Traída pela memória…

Não chega a ser novidade para ninguém que o supermercado é um dos melhores lugares para se encontrar pessoas conhecidas, principalmente nas festas de final de ano. O espaço reservado que alguns supermercados dispõem aos clientes para tomarem uma água, oferecem também um ambiente casual e acolhedor.
Um point apropriado para tricotarmos os mais diversos assuntos ou simplesmente fofocarmos, ao depararmos casualmente com pessoas de nossa convivência diária ou ocasional. Daí, a expressão – Há quanto tempo!
Os encontros nem sempre são bem vindos em função das conversas às vezes não serem amistosas, por abrangerem assuntos que levam ao futebol, política e religião. Especialmente quando encontramos pessoas dissidentes, sejam por princípios ou doutrinas.
Quando isso acontece, independente se o assunto envolver política, futebol ou religião, vai ocasionar um possível desarranjo se o diálogo envolver pessoas fanáticas. Neste caso, uma saída à francesa, seria a melhor solução para se dissuadir de uma provável discussão.
Marta, nas recentes festas de final de ano, por exceder às guloseimas, estar acima do peso normal, ser uma solteirona carente e não gostar de ser chamada de titia, evita se encontrar com certas amigas. Sempre que se dispõe a sair de casa para ir ao supermercado, usa de estratégicas para fugir de conversas desagradáveis.
Certo dia, ela entrou e foi direto ao corredor de chocolates.

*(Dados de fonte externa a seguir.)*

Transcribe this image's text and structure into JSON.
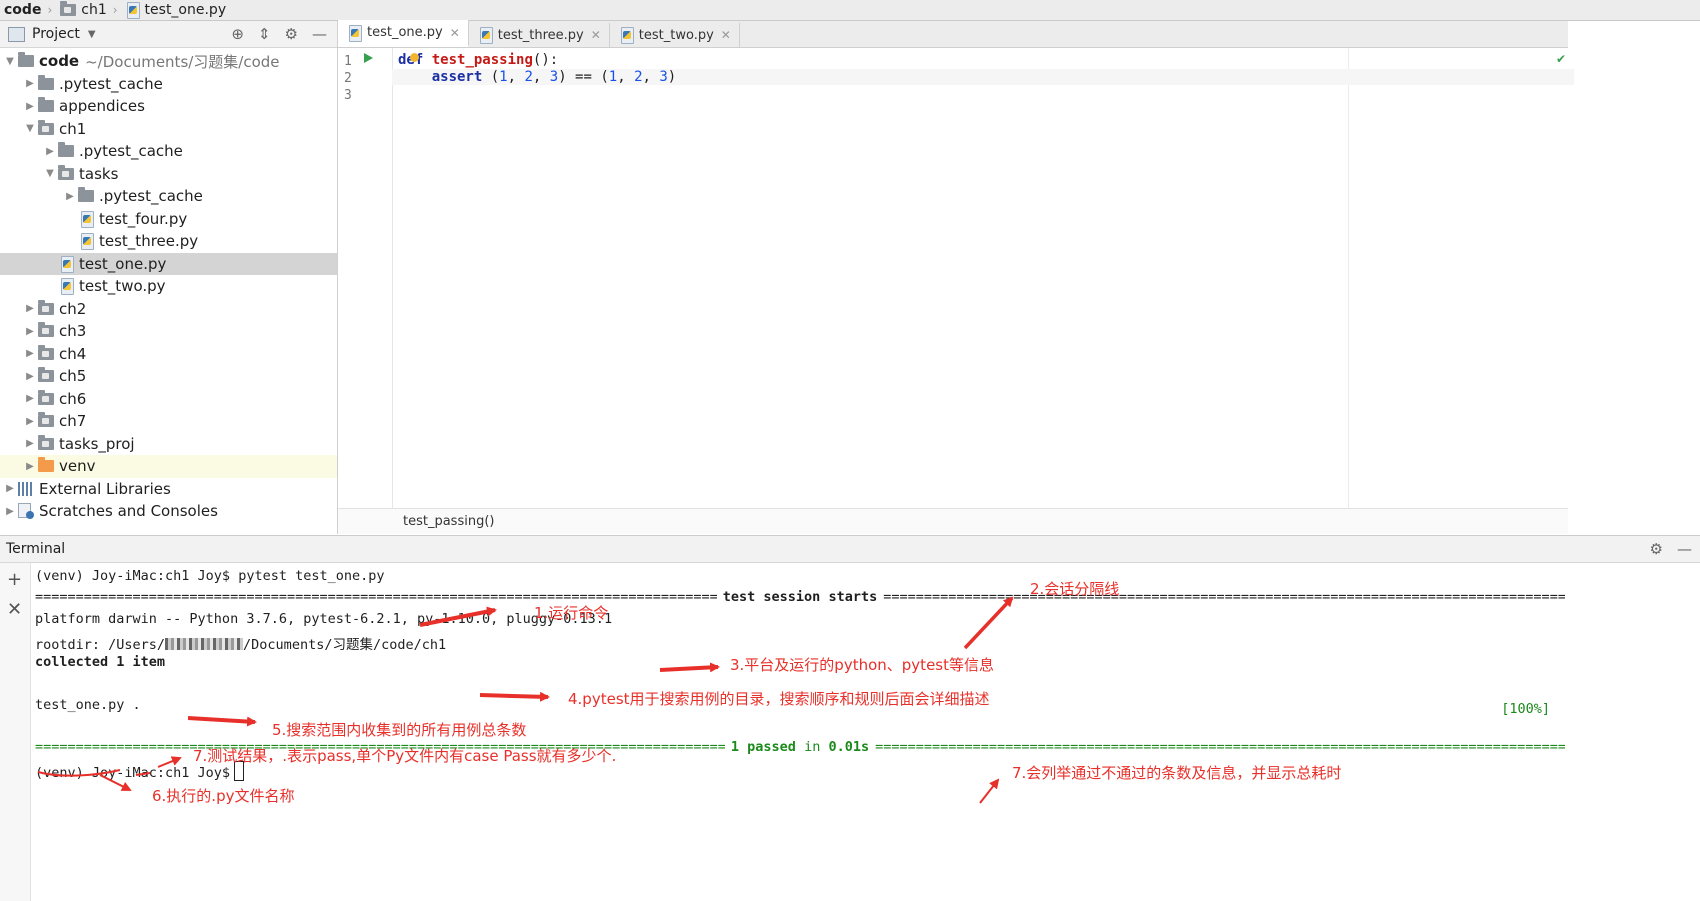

Ignorando a balança digital, sua inimiga declarada, Marta seguiu o seu itinerário habitual em busca de uma caixa de bombom. Olha daqui, olha dali, avistou um senhor alto de cabelos grisalhos com pinta de galã. Diante de suas características físicas não teve dúvidas.
Só pode ser o Alberto imaginou consigo. Aquele ex-affair, destruidor de corações apaixonados que me trocou pela Lúcia. Sentindo o coração bater mais forte e levando em conta não ser capaz de ignorar seus sentimentos, não pensou duas vezes – Ajeitou o cabelo, fez bocão, olhar sedutor e foi ao seu encontro.
Chegando próximo ficou na ponta dos pés e tascou lhe um beijo de fazer splish, splash, como na música do Roberto Carlos. Quem estava próximo sem entender o que estava acontecendo, foi se afastando discretamente. Uma senhora idosa que passava pelo corredor na companhia de sua neta adolescente, esbravejou – Mas que pouca vergonha! Esse mundo está perdido.
Alberto, diante do inusitado, ficou paralisado sem saber o que fazer. Pensando consigo mesmo imaginou – Quem será essa doidivana? Passados alguns segundos, Marta percebendo que tinha dado um fora daqueles imperdoáveis, raciocinou rápido e exclamou – Engraçadinho! Nunca mais faça isso!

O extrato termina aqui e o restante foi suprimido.